Sonoma County voices weigh in on Newsom’s proposed gun control amendment
When Dr. Mark Shapiro heard Thursday about Gov. Gavin Newsom’s new proposal to amend the U.S. Constitution and enshrine into law a host of gun control measures, he had what turned out to be a fairly common reaction.
“Is this the right solution?” Shapiro, a Santa Rosa physician and host of the podcast series Explore the Space, said in the early afternoon. “Look, I’m three hours into this like a lot of people are.”
Newsom’s proposed 28th Amendment would make universal background checks the law of the land, raise the minimum age to buy a firearm to 21 and ban sales of assault rifles to civilians. It would also give states and local governments the right to pass stiffer measures.
The proposal offered a more sweeping and radical approach than the nuts-and-bolts legislative groundwork and public safety campaigning that often occupies gun safety advocates.
But Shapiro, a prominent Sonoma County voice among those ranks, was happy to read of Newsom’s proposal.
“It has sure galvanized the conversation,” he said. “It was like, ‘Wow, this is an option? OK, let’s think this through.’ There will be more things that emerge as reasonable solutions. But to be at the point where the governor of a state is pushing this forward? That a governor can feel there’s enough political capital in this to put it forward? It shows how much the needle has moved.”
Except this is America, where there often seems to be two needles moving in opposite directions at the same time.
Nicholas Melzian, who works at Independence Armory in Petaluma and owns firearms, believes Newsom is in for an uphill battle
“What we’ve seen with Newsom, he’s all bark and no bite,” Melzian said. “He can basically use the dialogue as currency. But these things are so hard to achieve — you just can’t outlaw gun ownership. There just isn’t data to reflect these restrictions. And gun owners are so concerned with safety that if the data showed restrictions equate to gun safety, we’d be on board.”
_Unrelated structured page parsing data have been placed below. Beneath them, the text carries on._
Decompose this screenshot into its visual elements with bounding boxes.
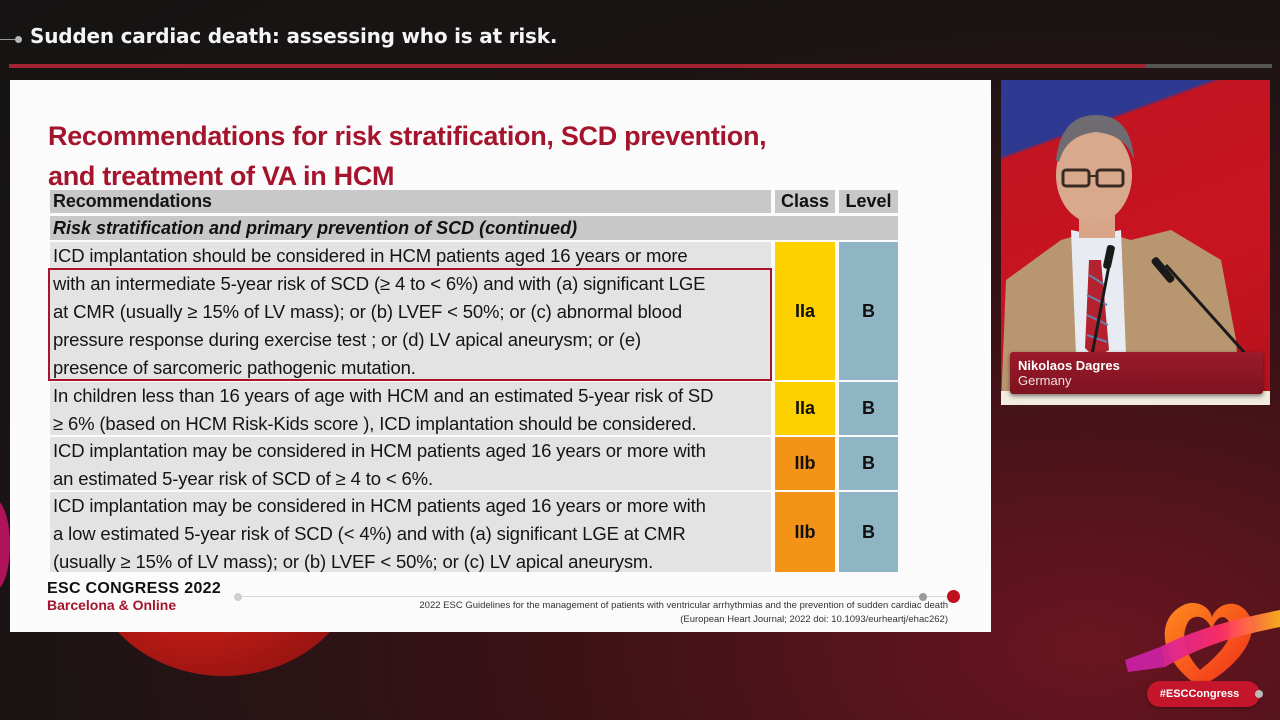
slide-title: Recommendations for risk stratification,… [48, 116, 848, 196]
level-badge: B [839, 437, 898, 490]
timeline-connector [0, 39, 15, 40]
text-line: ≥ 6% (based on HCM Risk-Kids score ), IC… [53, 413, 697, 434]
table-header-row: Recommendations Class Level [50, 190, 898, 213]
citation-line-2: (European Heart Journal; 2022 doi: 10.10… [680, 614, 948, 625]
speaker-nameplate: Nikolaos Dagres Germany [1010, 352, 1263, 394]
presentation-slide: Recommendations for risk stratification,… [10, 80, 991, 632]
hashtag-dot-icon [1255, 690, 1263, 698]
hashtag-badge: #ESCCongress [1147, 681, 1260, 707]
text-line: an estimated 5-year risk of SCD of ≥ 4 t… [53, 468, 433, 489]
level-badge: B [839, 492, 898, 572]
recommendation-text: In children less than 16 years of age wi… [50, 382, 771, 435]
table-row: In children less than 16 years of age wi… [50, 382, 898, 435]
timeline-dot-icon [15, 36, 22, 43]
text-line: (usually ≥ 15% of LV mass); or (b) LVEF … [53, 551, 654, 572]
class-badge: IIa [775, 382, 835, 435]
table-row: ICD implantation may be considered in HC… [50, 492, 898, 572]
table-row: ICD implantation should be considered in… [50, 242, 898, 380]
text-line: ICD implantation should be considered in… [53, 245, 688, 266]
citation-line-1: 2022 ESC Guidelines for the management o… [419, 600, 948, 611]
table-row: ICD implantation may be considered in HC… [50, 437, 898, 490]
class-badge: IIb [775, 492, 835, 572]
session-header: Sudden cardiac death: assessing who is a… [0, 0, 1280, 70]
slide-progress-end-dot-icon [947, 590, 960, 603]
guideline-citation: 2022 ESC Guidelines for the management o… [419, 599, 948, 627]
recommendation-text: ICD implantation should be considered in… [50, 242, 771, 380]
speaker-country: Germany [1018, 373, 1072, 388]
speaker-video: Nikolaos Dagres Germany [1001, 80, 1270, 405]
header-recommendations: Recommendations [50, 190, 771, 213]
logo-subtitle: Barcelona & Online [47, 597, 177, 613]
text-line: pressure response during exercise test ;… [53, 329, 642, 350]
header-class: Class [775, 190, 835, 213]
level-badge: B [839, 382, 898, 435]
slide-title-line-2: and treatment of VA in HCM [48, 161, 395, 191]
text-line: ICD implantation may be considered in HC… [53, 495, 706, 516]
session-progress-bar [9, 64, 1272, 68]
text-line: In children less than 16 years of age wi… [53, 385, 714, 406]
video-bottom-strip [1001, 391, 1270, 405]
level-badge: B [839, 242, 898, 380]
slide-progress-start-dot-icon [234, 593, 242, 601]
recommendation-text: ICD implantation may be considered in HC… [50, 437, 771, 490]
text-line: with an intermediate 5-year risk of SCD … [53, 273, 706, 294]
esc-congress-logo: ESC CONGRESS 2022 Barcelona & Online [47, 580, 221, 613]
class-badge: IIb [775, 437, 835, 490]
header-level: Level [839, 190, 898, 213]
recommendation-text: ICD implantation may be considered in HC… [50, 492, 771, 572]
speaker-name: Nikolaos Dagres [1018, 358, 1120, 373]
text-line: a low estimated 5-year risk of SCD (< 4%… [53, 523, 686, 544]
slide-title-line-1: Recommendations for risk stratification,… [48, 121, 767, 151]
class-badge: IIa [775, 242, 835, 380]
slide-progress-dot-icon [919, 593, 927, 601]
session-title: Sudden cardiac death: assessing who is a… [30, 24, 558, 48]
esc-heart-logo-icon [1125, 602, 1280, 687]
session-progress-fill [9, 64, 1146, 68]
table-section-header: Risk stratification and primary preventi… [50, 216, 898, 240]
text-line: presence of sarcomeric pathogenic mutati… [53, 357, 416, 378]
text-line: at CMR (usually ≥ 15% of LV mass); or (b… [53, 301, 682, 322]
decorative-pink-shape [0, 500, 10, 590]
logo-title: ESC CONGRESS 2022 [47, 580, 222, 597]
text-line: ICD implantation may be considered in HC… [53, 440, 706, 461]
slide-progress-line [238, 596, 954, 597]
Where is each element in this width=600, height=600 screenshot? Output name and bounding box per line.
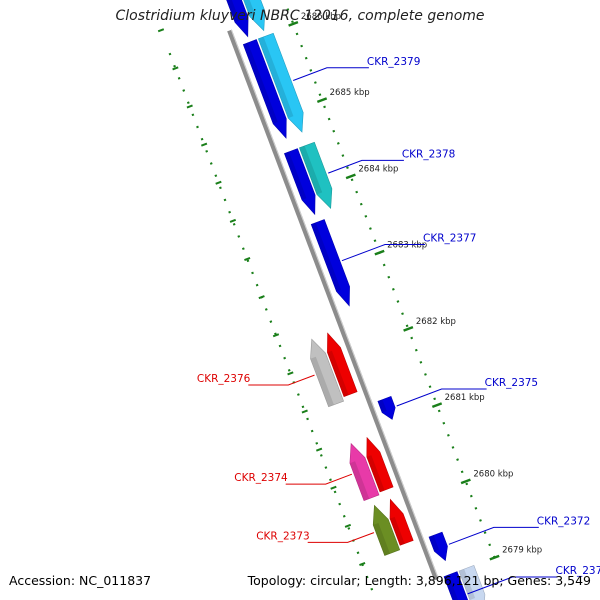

Despite his skepticism, Melzian is concerned about the governor’s plan. A big public proclamation like this one, even in the absence of legislation, is likely to result in higher gun prices, and especially handgun prices, he said.
“There would be extra hoops to jump through,” Melzian said. “What ends up happening is restrictions on the market equate to higher prices for the consumer. Given that the cost of freedom is priceless, consumers will meet the market wherever it’s at. You’ll see it affect the price tag, but not the ease with which people get guns.”
Rep. Mike Thompson, one of Sonoma County’s two congressmen and the pointperson among House Democrats on gun violence prevention, was flying from his office in Washington to his home base in Napa Valley on Thursday and was unavailable for an interview, according to a staff member. Thompson’s office provided a written statement in response to a question about his thoughts on Newsom’s proposal:
“Responsible gun owners, parents, gun violence survivors, and elected leaders across our country are working to find solutions that will help save lives and protect our communities — and nothing should be off the table. There are provisions like universal background checks, red flag laws, and raising the age to purchase firearms that are supported by the majority of Americans. Evidence shows that these provisions would save lives, and it is past time to act on gun violence.”
Thompson will be participating June 24 in Rock the Ride, a Napa cycle-and-walk fundraiser for national and local nonprofits that focus on issues of gun violence. A Vietnam War veteran, Thompson is a gun owner and seasoned hunter who has made firearm safety a central plank of his work in Congress, especially in the wake of the 2012 massacre at Sandy Hook Elementary School.
He and Shapiro have become allies, supporting measures that seek to reduce gun violence while respecting the Second Amendment. Both believe there is room for compromise — as evidenced by a national poll released April 27.
That poll revealed that a large majority of Americans are in favor of the four specific principles Newsom outlined in his announcement. Eighty-seven percent support criminal background checks on all gun buyers, while 81% support raising the legal purchase age from 18 to 21; 77% approve requiring a 30-day waiting period for firearm purchases and 61% endorse banning assault weapons.
Biased source? The poll was conducted by Fox News.
“Find any other issue in American life that polls above 70% like this,” Shapiro said. “It tells me these are reasonable steps to support public life.”